On the other hand, some studies have reported positive associations of CRP and leukocyte count with cancer risk and mortality using the individual markers alone and the reasons may be due to differences in age and gender compositions the study populations [10, 12]. Our study is limited to men while these studies had men and women in their cohorts. In addition, participants in the Health Aging and Body Composition cohort are much older compared with those in our study cohort with a minimum age at recruitment of 70 years, compared with 48 years in our study.
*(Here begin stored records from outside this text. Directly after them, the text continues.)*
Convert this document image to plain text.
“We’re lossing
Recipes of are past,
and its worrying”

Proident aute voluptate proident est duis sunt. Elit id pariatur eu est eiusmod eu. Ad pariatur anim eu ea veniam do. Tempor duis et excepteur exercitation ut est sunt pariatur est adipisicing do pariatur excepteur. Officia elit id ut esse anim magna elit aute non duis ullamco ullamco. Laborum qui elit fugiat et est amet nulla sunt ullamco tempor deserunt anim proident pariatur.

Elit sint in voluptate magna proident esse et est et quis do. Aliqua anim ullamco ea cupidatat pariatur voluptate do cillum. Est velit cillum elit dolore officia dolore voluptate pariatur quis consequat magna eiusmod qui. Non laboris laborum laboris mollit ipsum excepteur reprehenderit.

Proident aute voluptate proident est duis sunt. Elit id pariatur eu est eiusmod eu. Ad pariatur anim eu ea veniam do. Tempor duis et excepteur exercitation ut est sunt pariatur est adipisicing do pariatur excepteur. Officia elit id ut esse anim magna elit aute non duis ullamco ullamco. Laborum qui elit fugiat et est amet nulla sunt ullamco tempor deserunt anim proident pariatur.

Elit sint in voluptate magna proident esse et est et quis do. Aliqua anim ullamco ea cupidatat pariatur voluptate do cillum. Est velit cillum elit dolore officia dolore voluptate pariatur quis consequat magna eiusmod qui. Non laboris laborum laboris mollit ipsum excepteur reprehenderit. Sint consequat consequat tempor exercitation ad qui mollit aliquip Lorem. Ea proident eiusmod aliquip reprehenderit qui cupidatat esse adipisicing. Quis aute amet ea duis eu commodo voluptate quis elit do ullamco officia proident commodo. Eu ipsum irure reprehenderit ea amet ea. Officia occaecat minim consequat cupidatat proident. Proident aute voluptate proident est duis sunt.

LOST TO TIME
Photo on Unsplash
Our study has the following limitations. We related CRP concentration and leukocyte count at one-time point to cancer risk and mortality. This might underestimate any associations, especially between CRP and cancer. Published data indicate that relating a single measurement of CRP to cancer risk underestimates the true strength of the association [29]. Our study cohort consisted of only Caucasian White men; hence our results may not be generalizable to women and other racial groups. We evaluated the associations of the biomarkers with overall cancer risk and mortality and some of the cancer sites included may not have an inflammatory origin. This may attenuate any possible associations. Nevertheless, three cancers; prostate (N = 231), lung (N = 87) and colorectal (N = 83) constitute 61 % of the incident cancer cases in our cohort. Inflammation has been shown to contribute to these three cancers and it is possible that these 3 cancers drive the overall associations we observed in our study.
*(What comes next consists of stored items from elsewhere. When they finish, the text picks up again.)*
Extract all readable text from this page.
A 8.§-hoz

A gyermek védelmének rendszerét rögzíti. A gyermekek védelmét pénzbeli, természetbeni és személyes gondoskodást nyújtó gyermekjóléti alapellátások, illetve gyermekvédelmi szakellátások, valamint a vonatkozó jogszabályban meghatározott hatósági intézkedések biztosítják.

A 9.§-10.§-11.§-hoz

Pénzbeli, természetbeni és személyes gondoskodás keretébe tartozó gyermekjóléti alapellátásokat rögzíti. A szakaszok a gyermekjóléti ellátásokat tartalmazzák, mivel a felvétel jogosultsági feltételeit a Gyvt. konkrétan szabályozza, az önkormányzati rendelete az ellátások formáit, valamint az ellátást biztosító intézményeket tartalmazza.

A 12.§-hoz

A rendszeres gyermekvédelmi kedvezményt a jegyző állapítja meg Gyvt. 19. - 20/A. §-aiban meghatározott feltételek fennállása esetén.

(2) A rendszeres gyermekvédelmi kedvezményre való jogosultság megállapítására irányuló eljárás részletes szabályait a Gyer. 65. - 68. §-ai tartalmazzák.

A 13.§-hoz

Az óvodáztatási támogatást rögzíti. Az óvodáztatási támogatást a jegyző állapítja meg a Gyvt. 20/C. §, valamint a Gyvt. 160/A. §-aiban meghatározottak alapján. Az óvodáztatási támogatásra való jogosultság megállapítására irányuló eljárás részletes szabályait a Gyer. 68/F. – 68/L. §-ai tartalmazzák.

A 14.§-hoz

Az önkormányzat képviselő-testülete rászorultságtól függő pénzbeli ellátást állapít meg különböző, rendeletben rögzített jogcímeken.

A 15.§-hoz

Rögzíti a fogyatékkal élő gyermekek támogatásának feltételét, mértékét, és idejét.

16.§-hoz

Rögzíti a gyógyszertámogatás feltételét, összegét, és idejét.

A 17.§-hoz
In spite of the limitations, our study has many strengths. It is population-based, prospective in nature, with a long follow-up period and virtually no loss-to follow up. Additionally, the Finnish Cancer Registry is >99 % complete and is annually linked to the national cause of death registry. Because of this, we were able to include all deaths that occurred in the cohort in our analysis. Furthermore, many confounders were measured in the KIHD study, which allowed us to comprehensively explore their roles in the observed associations.

Conclusions

In summary, our data support evidence linking inflammation with cancer and suggest that combining inflammatory biomarkers into a score is a robust method of elucidating the associations of inflammatory biomarkers with cancer risk and mortality. These results require confirmation. In addition, the utility of including additional inflammatory biomarkers to derive a clinically useful risk score could be explored in future prospective studies.

Ethics approval and consent to participate

The Research Ethics Committee of the University of Kuopio approved the study protocol. Each participant gave a written informed consent. Access to the database was approved by the Research Ethics Committee at the University of Eastern Finland, Kuopio, Finland.